[RFC PATCH 2/2] drm/ttm: downgrade cached to write_combined when snooping not available

Mon Jul 1 12:10:19 UTC 2024

Am 01.07.24 um 13:52 schrieb Jiaxun Yang:
> 在2024年7月1日七月 下午12:40，Christian König写道：
> [...]
>> Ah, wait a second.
>>
>> Such a thing as non-coherent PCIe implementation doesn't exist. The PCIe
>> specification makes it mandatory for memory access to be cache coherent.
> There are some non-PCIe TTM GPU being hit by this pitfall, we have non-coherent
> Vivante GPU on some devices.

Yeah, but those are perfectly supported.

If you have a non PCIe device which needs uncached or write combined 
system memory allocations you can just specify this at memory allocation 
time.

> Handling it at TTM core makes more sense on reducing per-driver effort on dealing
> platform issues.
>
>> There are a bunch of non-compliant PCIe implementations which have
>> broken cache coherency, but those explicitly violate the specification
>> and because of that are not supported.
> I don't really understand, "doesn't exist" and "bunch of" seems to be contradicting
> with each other.

A compliant non-coherent PCIe implementation doesn't exists, that's made 
mandatory by the PCIe standard.

What does exists are some non compliant non coherent PCIe 
implementations, but as far as I know those are then not supported at 
all by Linux.

We already had tons of problems with platform chips which intentionally 
doesn't correctly implement the PCIe specification because it is cheaper.

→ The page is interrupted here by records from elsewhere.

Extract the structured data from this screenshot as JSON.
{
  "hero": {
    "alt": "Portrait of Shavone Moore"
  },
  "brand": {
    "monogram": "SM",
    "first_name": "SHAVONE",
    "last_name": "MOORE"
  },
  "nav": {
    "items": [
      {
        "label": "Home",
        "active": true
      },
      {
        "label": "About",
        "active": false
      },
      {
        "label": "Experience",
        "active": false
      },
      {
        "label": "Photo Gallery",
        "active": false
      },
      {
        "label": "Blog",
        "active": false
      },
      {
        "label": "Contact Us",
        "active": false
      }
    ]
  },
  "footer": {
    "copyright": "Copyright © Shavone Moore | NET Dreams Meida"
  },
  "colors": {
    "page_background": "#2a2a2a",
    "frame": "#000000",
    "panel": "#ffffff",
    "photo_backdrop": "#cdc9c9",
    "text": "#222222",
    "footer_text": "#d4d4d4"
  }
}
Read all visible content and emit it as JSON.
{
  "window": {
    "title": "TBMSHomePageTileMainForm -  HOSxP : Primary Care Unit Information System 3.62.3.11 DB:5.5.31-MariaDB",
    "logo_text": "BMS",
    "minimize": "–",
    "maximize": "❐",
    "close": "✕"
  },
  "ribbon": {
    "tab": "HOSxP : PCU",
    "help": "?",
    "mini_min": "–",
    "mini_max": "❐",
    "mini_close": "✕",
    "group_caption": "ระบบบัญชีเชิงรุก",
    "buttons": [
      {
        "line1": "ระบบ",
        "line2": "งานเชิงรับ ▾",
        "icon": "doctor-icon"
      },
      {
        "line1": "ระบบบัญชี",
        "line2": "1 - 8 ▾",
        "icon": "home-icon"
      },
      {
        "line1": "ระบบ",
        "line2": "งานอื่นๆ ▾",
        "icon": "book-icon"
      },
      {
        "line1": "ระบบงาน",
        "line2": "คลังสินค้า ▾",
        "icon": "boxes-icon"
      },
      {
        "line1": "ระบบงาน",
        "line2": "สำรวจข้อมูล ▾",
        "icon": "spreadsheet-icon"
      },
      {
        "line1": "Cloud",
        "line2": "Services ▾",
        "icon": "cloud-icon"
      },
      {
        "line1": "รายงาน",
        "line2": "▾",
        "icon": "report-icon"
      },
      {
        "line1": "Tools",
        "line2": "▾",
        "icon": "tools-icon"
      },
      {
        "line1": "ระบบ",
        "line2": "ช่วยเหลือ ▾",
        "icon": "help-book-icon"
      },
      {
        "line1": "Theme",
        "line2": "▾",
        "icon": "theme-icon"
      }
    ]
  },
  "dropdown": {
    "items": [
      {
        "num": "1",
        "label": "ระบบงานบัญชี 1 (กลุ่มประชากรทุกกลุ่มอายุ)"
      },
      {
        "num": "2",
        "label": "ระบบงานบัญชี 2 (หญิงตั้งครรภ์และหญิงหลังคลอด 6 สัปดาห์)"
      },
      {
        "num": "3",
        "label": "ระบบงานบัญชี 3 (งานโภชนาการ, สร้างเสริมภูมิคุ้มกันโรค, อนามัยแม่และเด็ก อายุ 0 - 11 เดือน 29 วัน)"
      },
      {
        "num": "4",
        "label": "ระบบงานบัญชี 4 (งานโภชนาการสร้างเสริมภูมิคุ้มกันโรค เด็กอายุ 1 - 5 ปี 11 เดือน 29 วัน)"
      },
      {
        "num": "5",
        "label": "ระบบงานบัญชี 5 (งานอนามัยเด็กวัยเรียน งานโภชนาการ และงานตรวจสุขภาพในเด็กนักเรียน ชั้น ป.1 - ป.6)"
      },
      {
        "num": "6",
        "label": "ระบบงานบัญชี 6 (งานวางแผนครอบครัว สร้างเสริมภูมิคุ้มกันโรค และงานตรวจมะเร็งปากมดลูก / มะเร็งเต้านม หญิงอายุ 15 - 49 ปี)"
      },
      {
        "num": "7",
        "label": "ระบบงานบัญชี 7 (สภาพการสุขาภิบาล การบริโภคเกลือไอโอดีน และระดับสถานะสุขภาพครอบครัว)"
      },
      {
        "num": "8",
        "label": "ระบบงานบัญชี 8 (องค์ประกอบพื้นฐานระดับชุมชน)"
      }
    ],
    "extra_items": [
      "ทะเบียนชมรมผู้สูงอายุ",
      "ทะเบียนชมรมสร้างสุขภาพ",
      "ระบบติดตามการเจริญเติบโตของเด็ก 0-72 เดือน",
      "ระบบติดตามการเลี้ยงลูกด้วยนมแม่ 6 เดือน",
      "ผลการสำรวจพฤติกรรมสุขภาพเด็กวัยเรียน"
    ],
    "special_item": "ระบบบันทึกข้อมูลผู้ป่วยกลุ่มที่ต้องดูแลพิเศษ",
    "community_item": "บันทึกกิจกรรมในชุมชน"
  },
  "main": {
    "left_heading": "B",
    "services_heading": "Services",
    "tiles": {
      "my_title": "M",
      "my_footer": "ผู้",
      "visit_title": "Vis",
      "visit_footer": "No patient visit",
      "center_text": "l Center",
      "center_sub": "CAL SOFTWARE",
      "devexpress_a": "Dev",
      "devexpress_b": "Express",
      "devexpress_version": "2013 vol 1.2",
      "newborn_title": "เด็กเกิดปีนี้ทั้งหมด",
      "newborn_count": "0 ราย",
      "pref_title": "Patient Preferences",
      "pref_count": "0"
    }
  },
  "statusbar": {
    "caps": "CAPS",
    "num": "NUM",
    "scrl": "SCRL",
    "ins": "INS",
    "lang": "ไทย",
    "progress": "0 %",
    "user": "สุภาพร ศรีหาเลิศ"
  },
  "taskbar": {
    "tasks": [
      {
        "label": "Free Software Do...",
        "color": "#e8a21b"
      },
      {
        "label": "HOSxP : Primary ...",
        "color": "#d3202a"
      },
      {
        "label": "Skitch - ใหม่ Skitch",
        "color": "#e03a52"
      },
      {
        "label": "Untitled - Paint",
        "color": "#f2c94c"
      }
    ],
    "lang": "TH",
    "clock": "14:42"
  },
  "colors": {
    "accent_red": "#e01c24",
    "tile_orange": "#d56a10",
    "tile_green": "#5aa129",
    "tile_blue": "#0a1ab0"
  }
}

At least for AMDs GPU driver we reverted to rejecting patches for 
platform bugs cause by incorrectly wired up PCIe root complexes.

Regards,
Christian.

>
>> Regards,
>> Christian.
>>
>>>> Unfortunately I don't think we can safely ttm_cached to ttm_write_comnined, we've
>>>> had enough drama with write combine behaviour on all different platforms.
>>>>
>>>> See drm_arch_can_wc_memory in drm_cache.h.
>>>>
>>> Yes this really sounds like an issue.
>>>
>>> Maybe the behavior of ttm_write_combined should furtherly be decided
>>> by drm_arch_can_wc_memory() in case of quirks?
> IMO for DMA mappings, use dma_pgprot at mapping makes more sense :-)
>
> Thanks
> - Jiaxun
>>>> Thanks
>>>>
>>>>> +
>>>>>    	return ttm_prot_from_caching(caching, tmp);
>>>>>    }
>>>>>    EXPORT_SYMBOL(ttm_io_prot);
>>>>> diff --git a/drivers/gpu/drm/ttm/ttm_tt.c b/drivers/gpu/drm/ttm/ttm_tt.c
>>>>> index 7b00ddf0ce49f..3335df45fba5e 100644
>>>>> --- a/drivers/gpu/drm/ttm/ttm_tt.c
>>>>> +++ b/drivers/gpu/drm/ttm/ttm_tt.c
>>>>> @@ -152,6 +152,10 @@ static void ttm_tt_init_fields(struct ttm_tt *ttm,
>>>>>    			       enum ttm_caching caching,
>>>>>    			       unsigned long extra_pages)
>>>>>    {
>>>>> +	/* Downgrade cached mapping for non-snooping devices */
>>>>> +	if (!bo->bdev->dma_coherent && caching == ttm_cached)
>>>>> +		caching = ttm_write_combined;
>>>>> +
>>>>>    	ttm->num_pages = (PAGE_ALIGN(bo->base.size) >> PAGE_SHIFT) + extra_pages;
>>>>>    	ttm->page_flags = page_flags;
>>>>>    	ttm->dma_address = NULL;
>>>>> diff --git a/include/drm/ttm/ttm_caching.h b/include/drm/ttm/ttm_caching.h
>>>>> index a18f43e93abab..f92d7911f50e4 100644
>>>>> --- a/include/drm/ttm/ttm_caching.h
>>>>> +++ b/include/drm/ttm/ttm_caching.h
>>>>> @@ -47,7 +47,8 @@ enum ttm_caching {
>>>>>
>>>>>    	/**
>>>>>    	 * @ttm_cached: Fully cached like normal system memory, requires that
>>>>> -	 * devices snoop the CPU cache on accesses.
>>>>> +	 * devices snoop the CPU cache on accesses. Downgraded to
>>>>> +	 * ttm_write_combined when the snooping capaiblity is missing.
>>>>>    	 */
>>>>>    	ttm_cached
>>>>>    };
>>>>> -- 
>>>>> 2.45.2